Regardless, the newly elected Mike Harris Progressive Conservative government made good on a campaign promise and cancelled the program just 11 months after it was implemented.

For those of us who regularly drove Ontario’s Highway 401, the slowing of traffic along the London to Kingston corridor was quite palpable. I am told of similar impacts in other locations. Radio stations broadcast listener reports of photo radar van locations. Stories emerged of single drivers receiving multiple tickets for high speed infractions that occurred the same day. The topic was on everyone’s lips and undoubtedly on the “radar” of most drivers, so to speak.

There’s no way to predict how profound the longer-term impacts of photo radar would have been on road safety in Ontario – I don’t know the statistical impact the program had during its short duration. I do know that it at least slowed people down – not all but many.

A number of Ontario municipalities have, so far unsuccessfully, pushed the various Liberal governments for permission to run photo radar locally. The province did allow ‘red light cameras’.

Most recently, Toronto Mayor John Tory asked Premier Kathleen Wynne to allow photo radar in his city, publicly citing his desire to “use technology in place of uniform police officers. This will allow for more efficient deployment of expensive, highly trained police officers.”

There was no immediate commitment from the premier but she certainly didn’t dismiss the idea either.

I support photo radar.
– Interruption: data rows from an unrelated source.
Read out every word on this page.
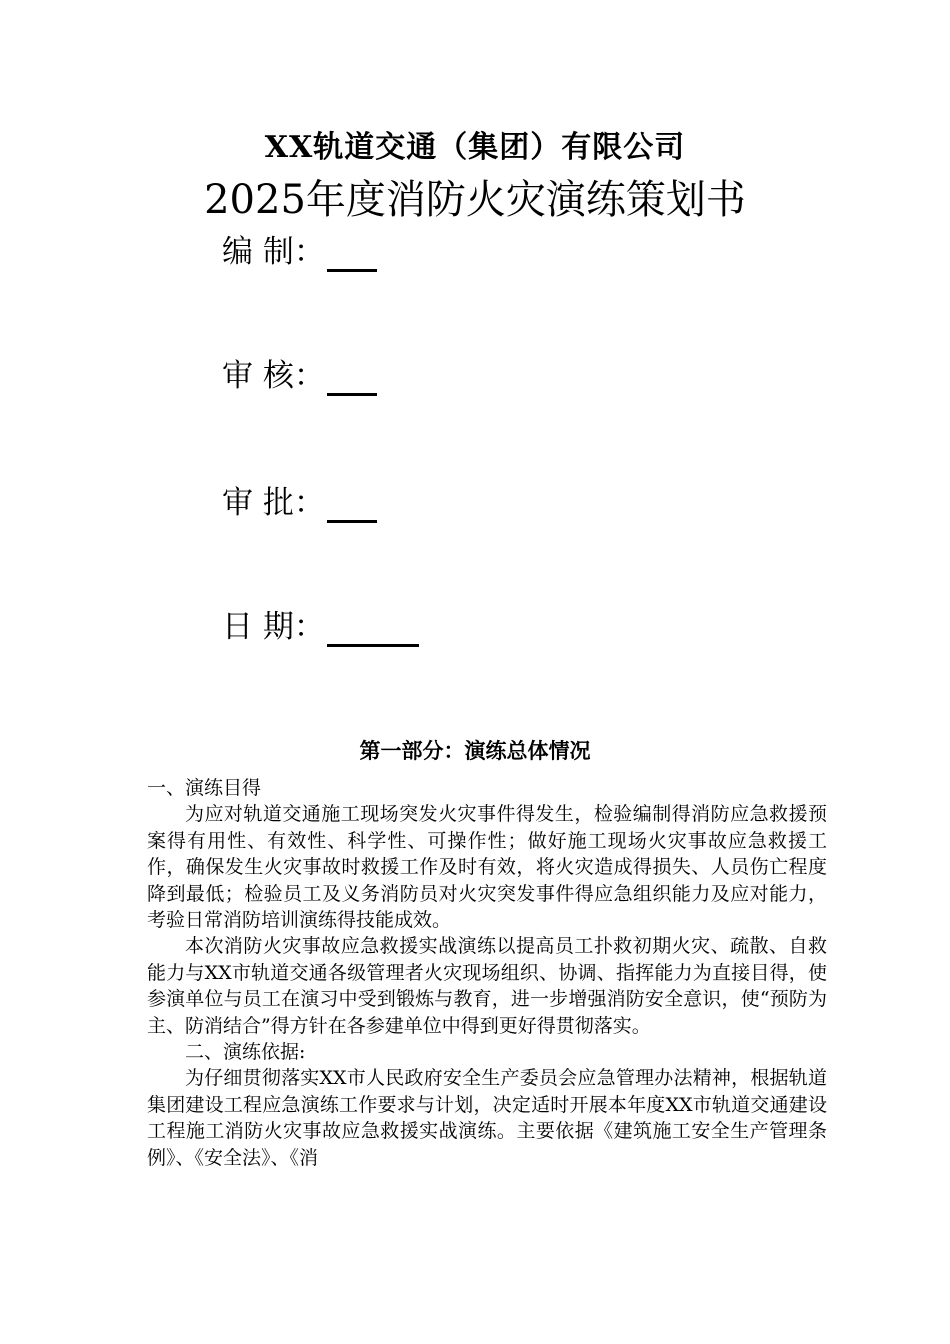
XX轨道交通（集团）有限公司
2025年度消防火灾演练策划书
编 制：
审 核：
审 批：
日 期：
第一部分：演练总体情况

一、演练目得

为应对轨道交通施工现场突发火灾事件得发生，检验编制得消防应急救援预案得有用性、有效性、科学性、可操作性；做好施工现场火灾事故应急救援工作，确保发生火灾事故时救援工作及时有效，将火灾造成得损失、人员伤亡程度降到最低；检验员工及义务消防员对火灾突发事件得应急组织能力及应对能力，考验日常消防培训演练得技能成效。

本次消防火灾事故应急救援实战演练以提高员工扑救初期火灾、疏散、自救能力与XX市轨道交通各级管理者火灾现场组织、协调、指挥能力为直接目得，使参演单位与员工在演习中受到锻炼与教育，进一步增强消防安全意识，使“预防为主、防消结合”得方针在各参建单位中得到更好得贯彻落实。

二、演练依据:

为仔细贯彻落实XX市人民政府安全生产委员会应急管理办法精神，根据轨道集团建设工程应急演练工作要求与计划，决定适时开展本年度XX市轨道交通建设工程施工消防火灾事故应急救援实战演练。主要依据《建筑施工安全生产管理条例》、《安全法》、《消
My few concerns are unchanged from those I had during its initial roll-out.

Firstly, although there are other offences within Ontario’s Highway Traffic Act that allow for the vehicle owner rather than the actual driver to be charged, it still bugs me.

Secondly, and more concerning, is the notion that photo radar somehow “replaces” police officers as opposed to “supplementing” what they do to enforce laws and reduce traffic collisions. Police agencies still need uniformed visibility at the right place and time to sufficiently impact driver behavior, based on statistical analysis.
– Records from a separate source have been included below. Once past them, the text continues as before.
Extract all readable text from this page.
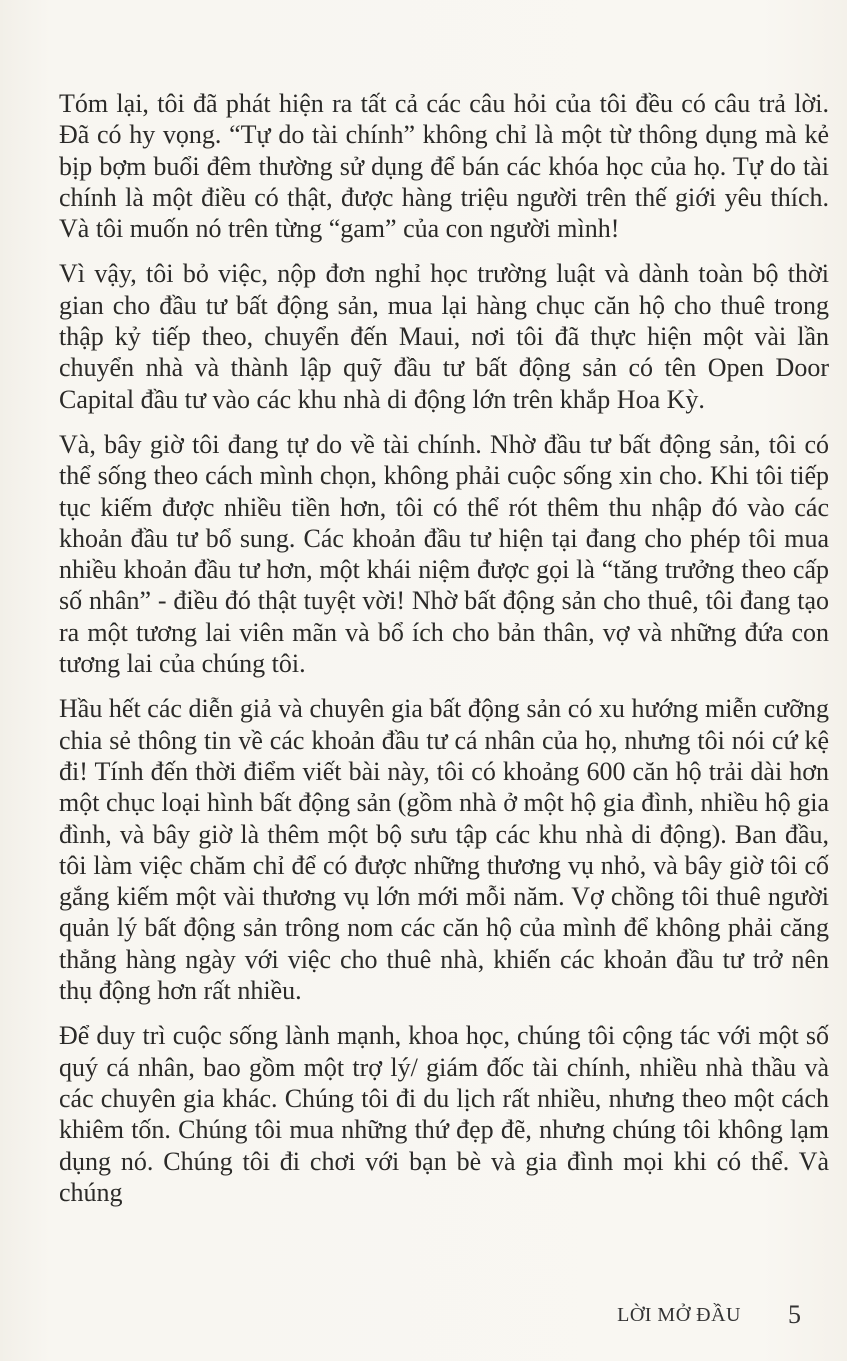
Tóm lại, tôi đã phát hiện ra tất cả các câu hỏi của tôi đều có câu trả lời. Đã có hy vọng. “Tự do tài chính” không chỉ là một từ thông dụng mà kẻ bịp bợm buổi đêm thường sử dụng để bán các khóa học của họ. Tự do tài chính là một điều có thật, được hàng triệu người trên thế giới yêu thích. Và tôi muốn nó trên từng “gam” của con người mình!

Vì vậy, tôi bỏ việc, nộp đơn nghỉ học trường luật và dành toàn bộ thời gian cho đầu tư bất động sản, mua lại hàng chục căn hộ cho thuê trong thập kỷ tiếp theo, chuyển đến Maui, nơi tôi đã thực hiện một vài lần chuyển nhà và thành lập quỹ đầu tư bất động sản có tên Open Door Capital đầu tư vào các khu nhà di động lớn trên khắp Hoa Kỳ.

Và, bây giờ tôi đang tự do về tài chính. Nhờ đầu tư bất động sản, tôi có thể sống theo cách mình chọn, không phải cuộc sống xin cho. Khi tôi tiếp tục kiếm được nhiều tiền hơn, tôi có thể rót thêm thu nhập đó vào các khoản đầu tư bổ sung. Các khoản đầu tư hiện tại đang cho phép tôi mua nhiều khoản đầu tư hơn, một khái niệm được gọi là “tăng trưởng theo cấp số nhân” - điều đó thật tuyệt vời! Nhờ bất động sản cho thuê, tôi đang tạo ra một tương lai viên mãn và bổ ích cho bản thân, vợ và những đứa con tương lai của chúng tôi.

Hầu hết các diễn giả và chuyên gia bất động sản có xu hướng miễn cưỡng chia sẻ thông tin về các khoản đầu tư cá nhân của họ, nhưng tôi nói cứ kệ đi! Tính đến thời điểm viết bài này, tôi có khoảng 600 căn hộ trải dài hơn một chục loại hình bất động sản (gồm nhà ở một hộ gia đình, nhiều hộ gia đình, và bây giờ là thêm một bộ sưu tập các khu nhà di động). Ban đầu, tôi làm việc chăm chỉ để có được những thương vụ nhỏ, và bây giờ tôi cố gắng kiếm một vài thương vụ lớn mới mỗi năm. Vợ chồng tôi thuê người quản lý bất động sản trông nom các căn hộ của mình để không phải căng thẳng hàng ngày với việc cho thuê nhà, khiến các khoản đầu tư trở nên thụ động hơn rất nhiều.

Để duy trì cuộc sống lành mạnh, khoa học, chúng tôi cộng tác với một số quý cá nhân, bao gồm một trợ lý/ giám đốc tài chính, nhiều nhà thầu và các chuyên gia khác. Chúng tôi đi du lịch rất nhiều, nhưng theo một cách khiêm tốn. Chúng tôi mua những thứ đẹp đẽ, nhưng chúng tôi không lạm dụng nó. Chúng tôi đi chơi với bạn bè và gia đình mọi khi có thể. Và chúng

LỜI MỞ ĐẦU 5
A photo radar device on a pole or in an unmarked van placed in a problematic area might slow down anyone who is mailed a ticket {after} an infraction, but a marked car will cause immediate slowdowns.

As well, officers often uncover impaired driving and other serious violations when they interact with drivers stopped for all traffic violations, including speeding. Photo radar cannot accomplish that. It only focuses on speeding. There is no personal interaction whatsoever with offenders. Police officers enforce all traffic laws if they see an infraction, including many non-speeding violations.

There may be fewer officers doing traffic enforcement in larger municipalities if photo radar returns, but there has to be some. The fact is that fewer than 10 officers are working at any given time in most Ontario municipalities; in many, there are less than five. These agencies can’t cut one or two officers out of a platoon simply because photo radar has made a triumphant return. As well, employees are needed to run the equipment and administer the associated processes.

Lastly, traffic enforcement, including photo radar, needs to be about saving lives by changing driver behavior and/or removing the habitual offenders from the roads by suspending their driving privileges. The ultimate goal is police never having to issue a traffic ticket because everyone is obeying the laws and people are not getting maimed and killed in vehicle collisions. That wouldn’t bolster municipal government revenue streams but it would save a pile of lives and reduce the number of grieving families.

Photo radar is a valuable tool but should not be all about revenue generation. If it is, then those who allege it is only a cash-grab will be proven correct.